In this posts Richard will take us through his experience of building a search engine using microservices and how using a microservice architecture can be used to isolate features and create separate components that can be independently developed, deployed and maintained. Part one will introduce you to microservices and start you building your components and modules. Next week, we’ll cover testing the microservice!


Finding the right Node.js module is hard. With over 90,000 modules (and counting!) it can be tricky to pick the right one. You’ll often come across multiple modules that solve your problem. They are often incomplete, abandoned or just badly documented. It’s hard to make the right choice and you have to rely on rules of thumb. When was the last commit? How many stars? How credible is the author?

It would be great if there was a search engine for Node.js modules that ranked them using these heuristics. I built one in late 2012 that tried to do just that. It was a miserable failure! The quality of the results was pretty poor – see for yourself at nodezoo.com. Search engines are harder than they look, let me tell you. Recently I decided to try again. This time, I wanted to use a microservice architecture. This lets me iterate many aspects of the engine, so that it can get better over time.

This blog post is the first in a series covering nodezoo version 2.0. I’ll also be talking about this at my upcoming In The Brain talk on September 22nd. In this blog post you’ll see how a microservice architecture can be used to isolate the features of the search engine into separate components that can be independently developed, deployed, and maintained – developer heaven!

Let’s focus on the information page for each module. After you get your search results, you should be able to click-through to a page that shows you all the useful meta data about a module, such as the number of Github stars, so that you can compare it with other modules. So today we’ll build out one of the services needed to collect that information and display it.

Why Microservices?

The search engine will use a microservice architecture. Let’s take a closer look at what that means. Microservices are small, independently running processes. Instead of a single large, monolithic application running all your functionality, you break it apart into many separate pieces that communicate with each other over the network.

There are quite a few informal “definitions” of microservices out there:

…developing a single application as a suite of small services, each running in its own process and communicating with lightweight mechanisms, often an HTTP resource API
James Lewis & Martin Fowler

…a system that is built up of small, lightweight services, where each performs a single function. The services are arranged in independently deployable groups and communicate with each other via a well defined interface and work together to provide business value.
David Morgantini

…a simple application that sits around the 10-100 lines-of-code mark
James Hughes

And even a “ManifestNO”
Russell Miles

Of course, I have my own definition! It’s really the effect on humans that matters most. Microservices are just more fun. I prefer:

An independent component that can be rewritten in one week.
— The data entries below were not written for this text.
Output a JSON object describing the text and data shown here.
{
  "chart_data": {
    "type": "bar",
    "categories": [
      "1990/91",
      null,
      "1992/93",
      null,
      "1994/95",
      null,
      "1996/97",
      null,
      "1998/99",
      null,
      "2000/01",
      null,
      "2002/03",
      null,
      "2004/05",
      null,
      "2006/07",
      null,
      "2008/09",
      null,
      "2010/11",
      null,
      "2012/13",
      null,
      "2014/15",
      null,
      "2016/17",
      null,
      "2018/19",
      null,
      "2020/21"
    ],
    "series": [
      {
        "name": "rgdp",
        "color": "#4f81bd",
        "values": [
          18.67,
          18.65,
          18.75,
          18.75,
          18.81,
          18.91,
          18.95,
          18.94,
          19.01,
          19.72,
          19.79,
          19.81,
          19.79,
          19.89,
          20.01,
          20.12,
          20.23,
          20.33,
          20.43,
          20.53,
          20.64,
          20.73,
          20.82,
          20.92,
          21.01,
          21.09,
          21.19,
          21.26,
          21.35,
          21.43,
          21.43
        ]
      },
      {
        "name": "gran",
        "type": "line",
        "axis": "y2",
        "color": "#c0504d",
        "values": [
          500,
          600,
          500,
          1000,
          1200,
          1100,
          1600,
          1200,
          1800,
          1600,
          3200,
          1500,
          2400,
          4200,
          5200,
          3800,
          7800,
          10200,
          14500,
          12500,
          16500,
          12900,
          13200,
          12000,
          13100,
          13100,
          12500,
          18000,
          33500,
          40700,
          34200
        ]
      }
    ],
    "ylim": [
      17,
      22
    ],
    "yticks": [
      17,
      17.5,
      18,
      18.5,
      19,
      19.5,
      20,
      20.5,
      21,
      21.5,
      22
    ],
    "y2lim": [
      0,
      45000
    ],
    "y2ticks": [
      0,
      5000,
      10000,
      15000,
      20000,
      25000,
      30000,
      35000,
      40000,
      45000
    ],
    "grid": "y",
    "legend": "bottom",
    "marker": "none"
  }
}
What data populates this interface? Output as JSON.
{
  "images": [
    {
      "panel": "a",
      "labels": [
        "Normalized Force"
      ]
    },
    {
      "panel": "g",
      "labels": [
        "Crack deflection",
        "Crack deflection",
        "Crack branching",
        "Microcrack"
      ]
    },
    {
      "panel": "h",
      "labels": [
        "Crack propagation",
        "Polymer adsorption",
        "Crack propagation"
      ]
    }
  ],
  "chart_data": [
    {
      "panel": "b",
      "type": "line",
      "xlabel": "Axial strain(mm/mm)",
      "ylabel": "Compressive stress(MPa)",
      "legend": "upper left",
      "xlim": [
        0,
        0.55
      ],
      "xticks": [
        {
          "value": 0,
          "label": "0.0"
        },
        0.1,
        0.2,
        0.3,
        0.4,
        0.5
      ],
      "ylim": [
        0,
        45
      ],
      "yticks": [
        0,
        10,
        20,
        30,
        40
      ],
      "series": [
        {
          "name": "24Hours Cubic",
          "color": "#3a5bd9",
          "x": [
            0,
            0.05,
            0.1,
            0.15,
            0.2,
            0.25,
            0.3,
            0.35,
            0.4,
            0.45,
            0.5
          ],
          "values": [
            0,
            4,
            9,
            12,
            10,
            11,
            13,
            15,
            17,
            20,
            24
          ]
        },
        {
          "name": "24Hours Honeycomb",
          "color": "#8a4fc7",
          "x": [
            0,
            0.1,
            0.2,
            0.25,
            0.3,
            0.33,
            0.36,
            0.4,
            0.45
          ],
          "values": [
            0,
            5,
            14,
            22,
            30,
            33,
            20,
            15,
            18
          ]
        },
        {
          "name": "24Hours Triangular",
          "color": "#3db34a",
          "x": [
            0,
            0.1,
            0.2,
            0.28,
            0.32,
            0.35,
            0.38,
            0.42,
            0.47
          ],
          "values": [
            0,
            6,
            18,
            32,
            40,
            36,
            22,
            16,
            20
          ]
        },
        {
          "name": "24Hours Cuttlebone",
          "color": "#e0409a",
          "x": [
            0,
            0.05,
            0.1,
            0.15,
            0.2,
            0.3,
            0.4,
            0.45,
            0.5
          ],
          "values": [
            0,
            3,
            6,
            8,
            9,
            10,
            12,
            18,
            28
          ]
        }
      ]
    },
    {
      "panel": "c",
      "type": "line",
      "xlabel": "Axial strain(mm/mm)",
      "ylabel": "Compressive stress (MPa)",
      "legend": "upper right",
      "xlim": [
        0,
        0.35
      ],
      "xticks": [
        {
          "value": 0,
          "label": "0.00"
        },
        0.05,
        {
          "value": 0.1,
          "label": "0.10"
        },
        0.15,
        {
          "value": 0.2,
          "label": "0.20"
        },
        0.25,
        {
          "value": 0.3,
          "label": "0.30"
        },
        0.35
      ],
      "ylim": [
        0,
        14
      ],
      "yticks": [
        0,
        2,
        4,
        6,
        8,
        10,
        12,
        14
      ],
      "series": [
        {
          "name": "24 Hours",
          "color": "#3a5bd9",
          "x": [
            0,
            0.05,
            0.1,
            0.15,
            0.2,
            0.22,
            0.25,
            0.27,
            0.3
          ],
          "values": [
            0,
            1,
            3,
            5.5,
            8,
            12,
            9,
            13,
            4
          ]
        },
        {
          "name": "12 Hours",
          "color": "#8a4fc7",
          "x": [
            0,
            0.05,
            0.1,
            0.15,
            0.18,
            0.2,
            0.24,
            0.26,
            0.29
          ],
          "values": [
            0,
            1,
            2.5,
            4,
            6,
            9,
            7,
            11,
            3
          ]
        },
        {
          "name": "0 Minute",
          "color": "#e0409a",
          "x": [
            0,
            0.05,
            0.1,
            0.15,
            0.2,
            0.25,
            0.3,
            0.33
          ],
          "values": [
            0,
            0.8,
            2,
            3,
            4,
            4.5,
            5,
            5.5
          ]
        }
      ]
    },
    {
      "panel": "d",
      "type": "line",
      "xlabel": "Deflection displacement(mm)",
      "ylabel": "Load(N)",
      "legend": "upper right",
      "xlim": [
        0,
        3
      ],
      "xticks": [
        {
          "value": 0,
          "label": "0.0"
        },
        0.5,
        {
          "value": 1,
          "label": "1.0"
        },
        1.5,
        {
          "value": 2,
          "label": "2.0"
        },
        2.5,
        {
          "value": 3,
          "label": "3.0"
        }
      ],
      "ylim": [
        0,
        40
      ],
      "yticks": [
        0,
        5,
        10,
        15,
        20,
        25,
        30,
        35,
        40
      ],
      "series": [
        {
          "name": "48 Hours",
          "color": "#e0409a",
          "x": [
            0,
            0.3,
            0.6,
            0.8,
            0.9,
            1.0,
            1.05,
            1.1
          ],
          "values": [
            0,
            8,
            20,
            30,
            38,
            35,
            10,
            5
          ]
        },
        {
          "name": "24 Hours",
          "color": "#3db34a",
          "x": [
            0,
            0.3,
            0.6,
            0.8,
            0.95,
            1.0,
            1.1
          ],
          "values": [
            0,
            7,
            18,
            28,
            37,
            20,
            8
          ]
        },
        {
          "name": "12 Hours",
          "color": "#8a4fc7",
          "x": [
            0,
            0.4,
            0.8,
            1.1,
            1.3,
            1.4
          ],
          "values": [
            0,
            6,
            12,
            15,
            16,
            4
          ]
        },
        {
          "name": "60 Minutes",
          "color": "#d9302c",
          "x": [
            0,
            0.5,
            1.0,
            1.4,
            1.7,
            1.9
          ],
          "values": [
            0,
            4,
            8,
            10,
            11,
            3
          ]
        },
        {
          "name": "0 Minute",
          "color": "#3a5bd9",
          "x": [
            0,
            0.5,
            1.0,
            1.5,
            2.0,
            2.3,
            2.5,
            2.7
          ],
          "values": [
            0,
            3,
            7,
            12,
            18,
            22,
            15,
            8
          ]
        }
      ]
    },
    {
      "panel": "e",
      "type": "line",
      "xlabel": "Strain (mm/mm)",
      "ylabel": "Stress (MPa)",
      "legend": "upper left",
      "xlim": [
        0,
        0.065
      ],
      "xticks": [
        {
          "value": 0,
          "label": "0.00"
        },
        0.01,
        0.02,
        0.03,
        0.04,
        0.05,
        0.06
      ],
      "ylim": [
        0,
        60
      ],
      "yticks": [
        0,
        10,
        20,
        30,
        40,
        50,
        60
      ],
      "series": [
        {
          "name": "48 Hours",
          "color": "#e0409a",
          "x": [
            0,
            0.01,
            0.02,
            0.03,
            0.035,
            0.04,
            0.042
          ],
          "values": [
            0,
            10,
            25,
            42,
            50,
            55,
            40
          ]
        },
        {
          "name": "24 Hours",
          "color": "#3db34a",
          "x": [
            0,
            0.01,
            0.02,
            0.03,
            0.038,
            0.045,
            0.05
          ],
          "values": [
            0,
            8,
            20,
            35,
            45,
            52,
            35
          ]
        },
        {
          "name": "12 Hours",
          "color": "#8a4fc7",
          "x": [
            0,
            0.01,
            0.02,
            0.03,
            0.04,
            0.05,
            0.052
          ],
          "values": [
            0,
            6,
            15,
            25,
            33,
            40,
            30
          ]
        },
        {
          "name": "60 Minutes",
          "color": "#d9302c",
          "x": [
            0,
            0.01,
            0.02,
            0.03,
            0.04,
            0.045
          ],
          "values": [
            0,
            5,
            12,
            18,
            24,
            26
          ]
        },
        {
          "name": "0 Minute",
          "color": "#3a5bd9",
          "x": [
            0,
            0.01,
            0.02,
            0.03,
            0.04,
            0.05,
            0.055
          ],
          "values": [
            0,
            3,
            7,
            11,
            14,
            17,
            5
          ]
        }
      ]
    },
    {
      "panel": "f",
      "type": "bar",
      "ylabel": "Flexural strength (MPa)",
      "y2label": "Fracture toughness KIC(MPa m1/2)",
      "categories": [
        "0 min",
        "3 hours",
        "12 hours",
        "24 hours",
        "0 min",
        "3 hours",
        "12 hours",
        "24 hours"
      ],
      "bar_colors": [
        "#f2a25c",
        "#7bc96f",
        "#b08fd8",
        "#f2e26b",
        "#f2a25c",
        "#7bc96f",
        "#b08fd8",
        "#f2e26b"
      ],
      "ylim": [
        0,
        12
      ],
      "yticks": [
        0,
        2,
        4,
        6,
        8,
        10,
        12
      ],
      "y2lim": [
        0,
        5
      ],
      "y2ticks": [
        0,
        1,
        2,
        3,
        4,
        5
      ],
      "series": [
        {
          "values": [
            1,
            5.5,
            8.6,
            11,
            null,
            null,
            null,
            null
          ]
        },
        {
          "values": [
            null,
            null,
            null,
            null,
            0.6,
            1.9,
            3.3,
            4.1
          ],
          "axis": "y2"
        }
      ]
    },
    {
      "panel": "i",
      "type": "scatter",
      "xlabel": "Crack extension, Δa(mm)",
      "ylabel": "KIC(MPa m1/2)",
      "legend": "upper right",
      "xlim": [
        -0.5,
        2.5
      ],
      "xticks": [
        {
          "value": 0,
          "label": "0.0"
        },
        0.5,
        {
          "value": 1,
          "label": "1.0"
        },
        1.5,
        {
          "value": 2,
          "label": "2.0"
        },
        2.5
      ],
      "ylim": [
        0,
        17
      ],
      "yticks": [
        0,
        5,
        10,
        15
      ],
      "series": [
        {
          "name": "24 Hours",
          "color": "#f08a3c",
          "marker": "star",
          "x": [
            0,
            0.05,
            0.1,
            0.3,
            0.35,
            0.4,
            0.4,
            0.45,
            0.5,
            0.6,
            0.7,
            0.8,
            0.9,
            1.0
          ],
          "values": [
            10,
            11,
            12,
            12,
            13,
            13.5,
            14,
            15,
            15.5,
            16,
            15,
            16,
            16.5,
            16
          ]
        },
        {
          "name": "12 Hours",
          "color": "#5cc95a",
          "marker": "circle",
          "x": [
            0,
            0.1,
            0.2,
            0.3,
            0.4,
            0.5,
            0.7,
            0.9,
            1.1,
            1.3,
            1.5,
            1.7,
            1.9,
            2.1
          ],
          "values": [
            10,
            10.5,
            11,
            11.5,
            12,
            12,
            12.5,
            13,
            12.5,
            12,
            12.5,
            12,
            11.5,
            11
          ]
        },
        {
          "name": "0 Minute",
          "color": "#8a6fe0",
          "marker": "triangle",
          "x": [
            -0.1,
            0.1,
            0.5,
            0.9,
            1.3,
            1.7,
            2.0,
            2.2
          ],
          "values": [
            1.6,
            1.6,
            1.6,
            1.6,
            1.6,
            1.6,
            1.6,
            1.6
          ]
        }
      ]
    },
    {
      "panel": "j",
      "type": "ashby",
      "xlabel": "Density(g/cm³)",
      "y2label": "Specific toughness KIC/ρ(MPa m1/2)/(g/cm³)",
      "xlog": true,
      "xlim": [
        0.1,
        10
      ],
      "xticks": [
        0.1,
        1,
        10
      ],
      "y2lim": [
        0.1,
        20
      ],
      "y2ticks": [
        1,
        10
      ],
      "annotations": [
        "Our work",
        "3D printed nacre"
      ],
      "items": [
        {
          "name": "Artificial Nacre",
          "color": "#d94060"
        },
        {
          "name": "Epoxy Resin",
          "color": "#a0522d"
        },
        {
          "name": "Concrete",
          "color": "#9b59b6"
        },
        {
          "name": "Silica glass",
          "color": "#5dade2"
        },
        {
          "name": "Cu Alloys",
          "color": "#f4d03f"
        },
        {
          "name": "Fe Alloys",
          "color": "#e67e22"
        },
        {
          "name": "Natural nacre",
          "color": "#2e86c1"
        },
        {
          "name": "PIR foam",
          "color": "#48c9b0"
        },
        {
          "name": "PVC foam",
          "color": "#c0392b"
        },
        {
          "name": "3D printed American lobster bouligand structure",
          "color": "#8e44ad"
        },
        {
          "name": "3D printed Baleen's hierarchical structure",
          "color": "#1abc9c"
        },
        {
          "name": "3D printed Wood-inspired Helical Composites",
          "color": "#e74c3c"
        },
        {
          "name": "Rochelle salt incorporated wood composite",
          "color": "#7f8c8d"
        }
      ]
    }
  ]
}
This gets to the heart of microservices. They are disposable code. You can throw away what you have and start again with very little impact. That makes it safe to experiment, safe to build up technical debt and safe to refactor.

What about all that network traffic, won’t it slow things down to a crawl? In practice, no. We’ve not seen this in the production systems that we have built. It comes down to two factors. First, inter-service communication grows logarithmically, not exponentially. Most services don’t need to talk to most other services.

Second, responding to any message has a relatively shallow dependency-based traversal of the service network. Huh? Microservices can work in parallel. Mostly they don’t need to wait for each other. Even when they do, there’s almost never a big traffic jam of services waiting in a chain.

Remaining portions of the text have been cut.